The scientists found that the more unpopular and marginalized respondents were in their adolescent years, the higher was the likeability that they took up smoking and become regular or even chain smokers in their adult years. Regular cigarette smoking was determined not more than 20 cigarettes daily, while chain smoking was defined as more than 20 cigarettes per day.

The results of the study were published in the November issue of the Addiction journal.

Scientists provide several different reasons for such a connection. Teenagers who were on periphery and grew up as outsiders could be more likely to take up controversial habits like cigarette use as a kind of resistance or revolt, according to the study.

In addition, unpopular teens could be also at a higher risk for taking up the tobacco habit due to low level of self-confidence or in a wrongful attempt to look cool in their peers’ eyes.

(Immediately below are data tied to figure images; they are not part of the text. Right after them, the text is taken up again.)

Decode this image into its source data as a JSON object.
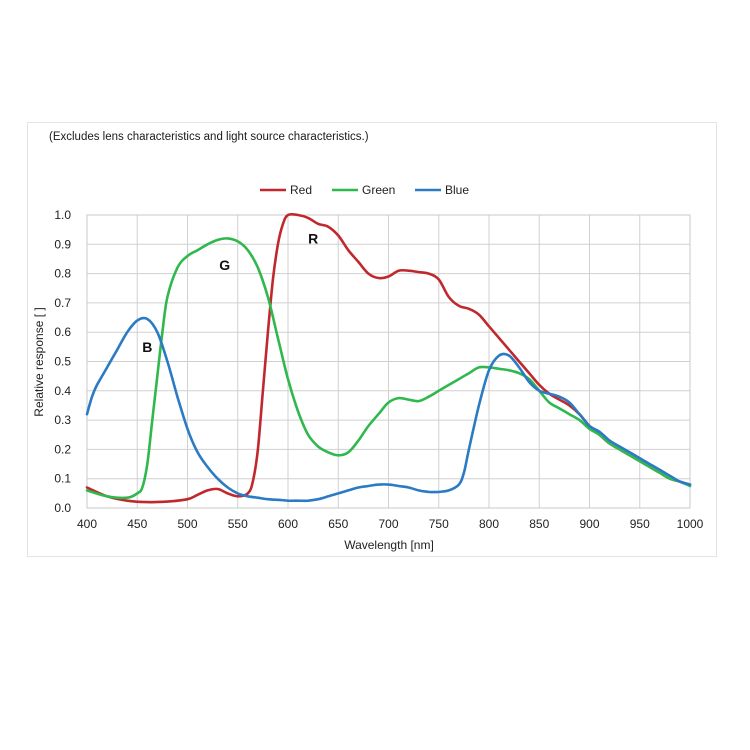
{
  "note": "(Excludes lens characteristics and light source characteristics.)",
  "chart_data": {
    "type": "line",
    "xlabel": "Wavelength [nm]",
    "ylabel": "Relative response [ ]",
    "xlim": [
      400,
      1000
    ],
    "ylim": [
      0,
      1.0
    ],
    "xticks": [
      "400",
      "450",
      "500",
      "550",
      "600",
      "650",
      "700",
      "750",
      "800",
      "850",
      "900",
      "950",
      "1000"
    ],
    "yticks": [
      "0.0",
      "0.1",
      "0.2",
      "0.3",
      "0.4",
      "0.5",
      "0.6",
      "0.7",
      "0.8",
      "0.9",
      "1.0"
    ],
    "grid": true,
    "legend_position": "top-center",
    "series": [
      {
        "name": "Red",
        "color": "#c0282d",
        "label": "R",
        "label_at": [
          625,
          0.92
        ],
        "x": [
          400,
          420,
          440,
          460,
          480,
          500,
          510,
          520,
          530,
          540,
          550,
          560,
          565,
          570,
          575,
          580,
          585,
          590,
          595,
          600,
          610,
          620,
          630,
          640,
          650,
          660,
          670,
          680,
          690,
          700,
          710,
          720,
          730,
          740,
          750,
          760,
          770,
          780,
          790,
          800,
          810,
          820,
          830,
          840,
          850,
          860,
          870,
          880,
          890,
          900,
          910,
          920,
          930,
          940,
          950,
          960,
          970,
          980,
          990,
          1000
        ],
        "values": [
          0.07,
          0.04,
          0.025,
          0.02,
          0.022,
          0.03,
          0.045,
          0.06,
          0.065,
          0.05,
          0.04,
          0.05,
          0.09,
          0.2,
          0.4,
          0.6,
          0.78,
          0.9,
          0.97,
          1.0,
          1.0,
          0.99,
          0.97,
          0.96,
          0.93,
          0.88,
          0.84,
          0.8,
          0.785,
          0.79,
          0.81,
          0.81,
          0.805,
          0.8,
          0.78,
          0.72,
          0.69,
          0.68,
          0.66,
          0.62,
          0.58,
          0.54,
          0.5,
          0.46,
          0.42,
          0.39,
          0.37,
          0.35,
          0.32,
          0.28,
          0.25,
          0.22,
          0.2,
          0.18,
          0.16,
          0.14,
          0.12,
          0.1,
          0.09,
          0.08
        ]
      },
      {
        "name": "Green",
        "color": "#2fb84e",
        "label": "G",
        "label_at": [
          537,
          0.83
        ],
        "x": [
          400,
          420,
          440,
          450,
          455,
          460,
          465,
          470,
          475,
          480,
          490,
          500,
          510,
          520,
          530,
          540,
          550,
          560,
          570,
          580,
          590,
          600,
          610,
          620,
          630,
          640,
          650,
          660,
          670,
          680,
          690,
          700,
          710,
          720,
          730,
          740,
          750,
          760,
          770,
          780,
          790,
          800,
          810,
          820,
          830,
          840,
          850,
          860,
          870,
          880,
          890,
          900,
          910,
          920,
          930,
          940,
          950,
          960,
          970,
          980,
          990,
          1000
        ],
        "values": [
          0.06,
          0.04,
          0.035,
          0.05,
          0.07,
          0.15,
          0.3,
          0.45,
          0.6,
          0.72,
          0.82,
          0.86,
          0.88,
          0.9,
          0.915,
          0.92,
          0.91,
          0.88,
          0.82,
          0.72,
          0.58,
          0.44,
          0.33,
          0.25,
          0.21,
          0.19,
          0.18,
          0.19,
          0.23,
          0.28,
          0.32,
          0.36,
          0.375,
          0.37,
          0.365,
          0.38,
          0.4,
          0.42,
          0.44,
          0.46,
          0.48,
          0.48,
          0.475,
          0.47,
          0.46,
          0.44,
          0.4,
          0.36,
          0.34,
          0.32,
          0.3,
          0.27,
          0.25,
          0.22,
          0.2,
          0.18,
          0.16,
          0.14,
          0.12,
          0.1,
          0.09,
          0.075
        ]
      },
      {
        "name": "Blue",
        "color": "#2b7bc4",
        "label": "B",
        "label_at": [
          460,
          0.55
        ],
        "x": [
          400,
          405,
          410,
          420,
          430,
          440,
          450,
          460,
          470,
          480,
          490,
          500,
          510,
          520,
          530,
          540,
          550,
          560,
          570,
          580,
          590,
          600,
          610,
          620,
          630,
          640,
          650,
          660,
          670,
          680,
          690,
          700,
          710,
          720,
          730,
          740,
          750,
          760,
          770,
          775,
          780,
          790,
          800,
          810,
          820,
          830,
          840,
          850,
          860,
          870,
          880,
          890,
          900,
          910,
          920,
          930,
          940,
          950,
          960,
          970,
          980,
          990,
          1000
        ],
        "values": [
          0.32,
          0.38,
          0.42,
          0.48,
          0.54,
          0.6,
          0.64,
          0.645,
          0.6,
          0.5,
          0.38,
          0.27,
          0.19,
          0.14,
          0.1,
          0.07,
          0.05,
          0.04,
          0.035,
          0.03,
          0.028,
          0.025,
          0.025,
          0.025,
          0.03,
          0.04,
          0.05,
          0.06,
          0.07,
          0.075,
          0.08,
          0.08,
          0.075,
          0.07,
          0.06,
          0.055,
          0.055,
          0.06,
          0.08,
          0.12,
          0.2,
          0.35,
          0.47,
          0.52,
          0.52,
          0.48,
          0.43,
          0.4,
          0.39,
          0.38,
          0.36,
          0.32,
          0.28,
          0.26,
          0.23,
          0.21,
          0.19,
          0.17,
          0.15,
          0.13,
          0.11,
          0.09,
          0.08
        ]
      }
    ]
  }
}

On the other hand, another research, carried out by the Toronto University and Montreal University School of Public Health, discovered that cigarette consumption virtually increased symptoms of depression in some teenagers. The study, published two years ago in the Addictive Behaviors journal, concluded that adolescents who consumed cigarettes trying to enhance their mood, were exposed to increased risk of elevated symptoms of depression in comparison with their peers who didn’t smoke.